Figure 5Long-lasting insecticide-treated net (LLIN) primary scale-up and usage statistics. (A) The LLIN usage at which an alternative intervention is first introduced for sub-Saharan Africa. For much of sub-Saharan Africa, LLIN scale-up to medium or high usage levels before any other intervention is implemented is the most cost-effective. In seasonal areas, indoor residual spraying or seasonal malaria chemoprevention can be the first most cost-effective intervention. (B) The distribution of country level LLIN usage estimates for 2015.3
While the results vary for different assumed unit costs for each intervention, in a sensitivity analysis of these costs, we found that the order of scale-up is generally maintained (figure 6A). Since the price of the RTS,S vaccine has not been released, we additionally assessed the sensitivity to the assumed price per dose. Figure 6B shows the proportion of scenarios in which RTS,S, at a given price per dose, is estimated to occur before other interventions in the scale-up pathway. In general, RTS,S remains late in the pathway. However, this pattern changes if the price per dose drops below US$3 where the relative cost-effectiveness becomes comparable to IRS and SMC. However, even at a very low cost per dose (<US$1.00), LLINs are estimated to remain a more cost-effective intervention than RTS,S in approximately half of the settings.

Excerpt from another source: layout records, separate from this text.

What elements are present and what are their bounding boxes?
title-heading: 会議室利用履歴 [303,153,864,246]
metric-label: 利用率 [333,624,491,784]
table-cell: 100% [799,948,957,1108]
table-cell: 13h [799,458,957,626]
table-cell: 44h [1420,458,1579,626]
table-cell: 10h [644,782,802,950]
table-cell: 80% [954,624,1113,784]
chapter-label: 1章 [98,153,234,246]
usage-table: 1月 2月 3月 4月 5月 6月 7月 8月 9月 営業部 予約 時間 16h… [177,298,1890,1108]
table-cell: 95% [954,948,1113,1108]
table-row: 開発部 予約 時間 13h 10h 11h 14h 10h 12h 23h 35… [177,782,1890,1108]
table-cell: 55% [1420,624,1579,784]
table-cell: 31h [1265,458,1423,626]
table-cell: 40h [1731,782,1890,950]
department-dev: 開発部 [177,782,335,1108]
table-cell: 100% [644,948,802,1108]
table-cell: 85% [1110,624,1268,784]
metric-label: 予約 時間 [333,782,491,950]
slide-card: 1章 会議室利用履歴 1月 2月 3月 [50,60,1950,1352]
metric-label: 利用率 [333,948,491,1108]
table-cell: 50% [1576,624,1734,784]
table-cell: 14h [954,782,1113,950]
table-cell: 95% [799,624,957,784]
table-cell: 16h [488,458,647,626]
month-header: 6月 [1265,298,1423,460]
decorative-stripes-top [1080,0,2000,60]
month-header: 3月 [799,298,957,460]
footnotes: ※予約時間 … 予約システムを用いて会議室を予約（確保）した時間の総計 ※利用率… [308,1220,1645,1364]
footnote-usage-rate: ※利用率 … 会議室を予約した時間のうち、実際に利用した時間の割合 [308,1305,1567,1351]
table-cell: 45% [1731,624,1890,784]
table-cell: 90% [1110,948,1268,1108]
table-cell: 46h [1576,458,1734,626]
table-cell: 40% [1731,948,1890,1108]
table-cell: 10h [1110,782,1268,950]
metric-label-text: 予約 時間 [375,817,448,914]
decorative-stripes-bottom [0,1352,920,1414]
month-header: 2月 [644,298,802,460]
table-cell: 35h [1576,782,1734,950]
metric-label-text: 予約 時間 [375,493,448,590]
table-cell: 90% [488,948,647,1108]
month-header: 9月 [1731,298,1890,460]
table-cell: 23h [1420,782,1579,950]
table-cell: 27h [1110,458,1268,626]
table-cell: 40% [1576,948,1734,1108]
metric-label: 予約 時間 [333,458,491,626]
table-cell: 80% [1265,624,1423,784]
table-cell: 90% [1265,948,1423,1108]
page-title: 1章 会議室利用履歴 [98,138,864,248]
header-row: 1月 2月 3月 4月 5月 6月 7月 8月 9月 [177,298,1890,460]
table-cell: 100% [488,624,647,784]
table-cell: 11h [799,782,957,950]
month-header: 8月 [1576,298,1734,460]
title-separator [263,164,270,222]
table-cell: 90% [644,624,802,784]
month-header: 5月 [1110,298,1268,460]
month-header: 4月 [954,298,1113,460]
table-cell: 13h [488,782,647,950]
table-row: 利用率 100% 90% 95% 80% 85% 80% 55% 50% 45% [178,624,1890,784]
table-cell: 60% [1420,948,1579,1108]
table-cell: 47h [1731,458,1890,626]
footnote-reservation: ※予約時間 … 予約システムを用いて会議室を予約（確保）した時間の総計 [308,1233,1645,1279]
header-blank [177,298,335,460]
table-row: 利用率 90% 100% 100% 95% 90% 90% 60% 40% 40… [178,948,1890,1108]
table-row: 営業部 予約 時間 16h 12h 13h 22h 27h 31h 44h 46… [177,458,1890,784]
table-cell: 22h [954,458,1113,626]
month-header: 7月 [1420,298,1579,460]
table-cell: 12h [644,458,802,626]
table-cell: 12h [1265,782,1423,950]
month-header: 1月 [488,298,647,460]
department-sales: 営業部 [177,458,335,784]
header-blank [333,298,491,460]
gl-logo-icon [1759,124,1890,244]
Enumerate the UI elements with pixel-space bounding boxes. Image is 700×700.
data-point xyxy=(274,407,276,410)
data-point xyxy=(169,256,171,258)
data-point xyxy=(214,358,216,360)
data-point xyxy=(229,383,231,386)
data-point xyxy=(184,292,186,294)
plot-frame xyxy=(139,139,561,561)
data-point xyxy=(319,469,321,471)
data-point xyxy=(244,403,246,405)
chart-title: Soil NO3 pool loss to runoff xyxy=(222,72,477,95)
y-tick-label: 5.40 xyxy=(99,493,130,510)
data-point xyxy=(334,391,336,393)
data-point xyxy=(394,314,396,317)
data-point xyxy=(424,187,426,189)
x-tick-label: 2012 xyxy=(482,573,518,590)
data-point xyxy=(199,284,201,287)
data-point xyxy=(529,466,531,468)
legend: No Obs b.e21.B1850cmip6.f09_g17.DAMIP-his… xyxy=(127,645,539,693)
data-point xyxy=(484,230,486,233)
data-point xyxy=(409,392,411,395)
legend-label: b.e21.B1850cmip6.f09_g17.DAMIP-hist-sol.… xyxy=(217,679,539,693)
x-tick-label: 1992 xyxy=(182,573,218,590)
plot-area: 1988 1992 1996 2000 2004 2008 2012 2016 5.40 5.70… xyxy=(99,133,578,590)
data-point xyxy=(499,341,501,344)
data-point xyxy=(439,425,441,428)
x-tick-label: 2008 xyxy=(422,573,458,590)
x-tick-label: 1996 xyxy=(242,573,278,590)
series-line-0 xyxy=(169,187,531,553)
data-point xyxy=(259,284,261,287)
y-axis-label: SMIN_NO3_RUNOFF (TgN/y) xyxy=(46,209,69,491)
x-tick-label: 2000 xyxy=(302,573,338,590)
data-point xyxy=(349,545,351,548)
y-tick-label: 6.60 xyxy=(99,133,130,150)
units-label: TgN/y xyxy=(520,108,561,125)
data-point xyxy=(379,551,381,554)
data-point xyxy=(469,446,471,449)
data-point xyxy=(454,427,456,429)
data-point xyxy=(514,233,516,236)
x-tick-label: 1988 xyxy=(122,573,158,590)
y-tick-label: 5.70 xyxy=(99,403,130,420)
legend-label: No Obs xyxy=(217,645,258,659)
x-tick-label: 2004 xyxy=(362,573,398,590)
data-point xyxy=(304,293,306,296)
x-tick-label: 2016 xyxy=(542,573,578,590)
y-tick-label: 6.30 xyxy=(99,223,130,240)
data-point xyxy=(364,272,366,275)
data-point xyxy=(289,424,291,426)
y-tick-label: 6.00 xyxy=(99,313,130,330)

Figure 6Sensitivity of the results to variations in costs of the interventions. (A) The sensitivity of the scale-up pathway to uncertainties in the health production functions determining the cost of each intervention. Columns represent 10 equally spaced samples (from left to right) along the scale-up pathway. Numbered cells denote the number of instances, out of 100 realisations, that a given intervention was implemented at that step. (B) Sensitivity of outcome to assumed cost per dose of RTS,S. The assumed cost per dose was decreased in incremental amounts. At each step, the proportion of settings in which the RTS,S was implemented before either long-lasting insecticide-treated nets, indoor residual spraying or seasonal malaria chemoprevention (blue, red and yellow lines, respectively) is shown.